Unscrambling disease progression at scale: fast inference of event permutations with optimal transport

TL;DR

This paper introduces a novel optimal transport-based method for fast, scalable inference of disease progression event sequences, enabling detailed modeling of neurodegenerative and age-related conditions with high accuracy and interpretability.

Contribution

It presents a new approach leveraging optimal transport for permutation inference, achieving 1000x faster results and handling more features than existing methods.

Findings

Significantly faster inference than state-of-the-art methods.

Demonstrated robustness to noise in simulated data.

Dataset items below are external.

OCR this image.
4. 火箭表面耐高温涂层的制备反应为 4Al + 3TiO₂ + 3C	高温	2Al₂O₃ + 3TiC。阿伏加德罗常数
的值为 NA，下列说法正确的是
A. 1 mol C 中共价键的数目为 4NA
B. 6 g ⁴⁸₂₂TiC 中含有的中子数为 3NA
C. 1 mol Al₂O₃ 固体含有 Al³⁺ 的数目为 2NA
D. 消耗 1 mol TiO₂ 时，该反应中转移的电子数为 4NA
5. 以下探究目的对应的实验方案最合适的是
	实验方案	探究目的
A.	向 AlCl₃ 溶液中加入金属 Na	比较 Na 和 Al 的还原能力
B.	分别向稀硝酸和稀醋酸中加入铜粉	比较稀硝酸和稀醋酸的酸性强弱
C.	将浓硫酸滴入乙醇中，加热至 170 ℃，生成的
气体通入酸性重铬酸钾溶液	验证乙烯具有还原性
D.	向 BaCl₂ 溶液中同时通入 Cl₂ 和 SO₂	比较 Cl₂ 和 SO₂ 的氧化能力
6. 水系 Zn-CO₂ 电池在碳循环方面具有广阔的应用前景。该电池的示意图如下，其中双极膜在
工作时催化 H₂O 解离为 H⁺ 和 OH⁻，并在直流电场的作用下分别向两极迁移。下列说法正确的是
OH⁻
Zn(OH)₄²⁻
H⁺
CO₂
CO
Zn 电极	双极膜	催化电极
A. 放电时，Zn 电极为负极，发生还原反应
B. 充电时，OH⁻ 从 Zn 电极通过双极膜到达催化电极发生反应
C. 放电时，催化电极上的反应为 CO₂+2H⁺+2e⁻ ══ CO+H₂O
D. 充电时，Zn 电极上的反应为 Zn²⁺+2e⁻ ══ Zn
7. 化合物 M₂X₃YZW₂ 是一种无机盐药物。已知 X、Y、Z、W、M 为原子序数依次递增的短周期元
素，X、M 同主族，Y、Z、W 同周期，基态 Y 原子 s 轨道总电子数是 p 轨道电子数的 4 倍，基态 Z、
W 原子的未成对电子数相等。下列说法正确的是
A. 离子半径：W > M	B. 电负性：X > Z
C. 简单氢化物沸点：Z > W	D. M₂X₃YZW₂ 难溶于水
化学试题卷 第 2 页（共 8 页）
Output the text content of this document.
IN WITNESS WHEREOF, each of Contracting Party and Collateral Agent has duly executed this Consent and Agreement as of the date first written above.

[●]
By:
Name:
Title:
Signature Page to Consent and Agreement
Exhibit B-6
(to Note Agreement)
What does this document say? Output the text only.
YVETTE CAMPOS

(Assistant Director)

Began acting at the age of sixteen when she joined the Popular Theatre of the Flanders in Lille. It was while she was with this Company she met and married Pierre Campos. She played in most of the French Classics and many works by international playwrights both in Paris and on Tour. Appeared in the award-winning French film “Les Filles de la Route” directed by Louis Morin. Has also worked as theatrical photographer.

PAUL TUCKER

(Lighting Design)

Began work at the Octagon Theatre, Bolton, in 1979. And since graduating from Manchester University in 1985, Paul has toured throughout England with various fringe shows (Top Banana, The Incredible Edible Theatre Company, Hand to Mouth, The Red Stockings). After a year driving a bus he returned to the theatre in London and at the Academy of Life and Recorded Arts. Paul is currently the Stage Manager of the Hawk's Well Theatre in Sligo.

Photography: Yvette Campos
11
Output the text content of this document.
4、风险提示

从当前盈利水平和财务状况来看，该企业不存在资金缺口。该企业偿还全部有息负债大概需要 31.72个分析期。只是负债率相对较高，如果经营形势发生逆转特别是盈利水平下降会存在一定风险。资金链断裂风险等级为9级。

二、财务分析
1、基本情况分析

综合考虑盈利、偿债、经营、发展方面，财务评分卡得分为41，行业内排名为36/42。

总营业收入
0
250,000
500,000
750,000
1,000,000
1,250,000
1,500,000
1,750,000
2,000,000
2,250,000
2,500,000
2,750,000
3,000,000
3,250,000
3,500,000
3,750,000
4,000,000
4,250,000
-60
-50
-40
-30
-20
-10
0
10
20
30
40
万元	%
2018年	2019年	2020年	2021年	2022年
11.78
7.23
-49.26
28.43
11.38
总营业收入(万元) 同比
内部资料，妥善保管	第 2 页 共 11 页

Successfully applied to real-world Alzheimer's and macular degeneration datasets.

Abstract

Disease progression models infer group-level temporal trajectories of change in patients' features as a chronic degenerative condition plays out. They provide unique insight into disease biology and staging systems with individual-level clinical utility. Discrete models consider disease progression as a latent permutation of events, where each event corresponds to a feature becoming measurably abnormal. However, permutation inference using traditional maximum likelihood approaches becomes prohibitive due to combinatoric explosion, severely limiting model dimensionality and utility. Here we leverage ideas from optimal transport to model disease progression as a latent permutation matrix of events belonging to the Birkhoff polytope, facilitating fast inference via optimisation of the variational lower bound. This enables a factor of 1000 times faster inference than the current state of the art and, correspondingly, supports models with several orders of magnitude more features than the current state of the art can consider. Experiments demonstrate the increase in speed, accuracy and robustness to noise in simulation. Further experiments with real-world imaging data from two separate datasets, one from Alzheimer's disease patients, the other age-related macular degeneration, showcase, for the first time, pixel-level disease progression events in the brain and eye, respectively. Our method is low compute, interpretable and applicable to any progressive condition and data modality, giving it broad potential clinical utility.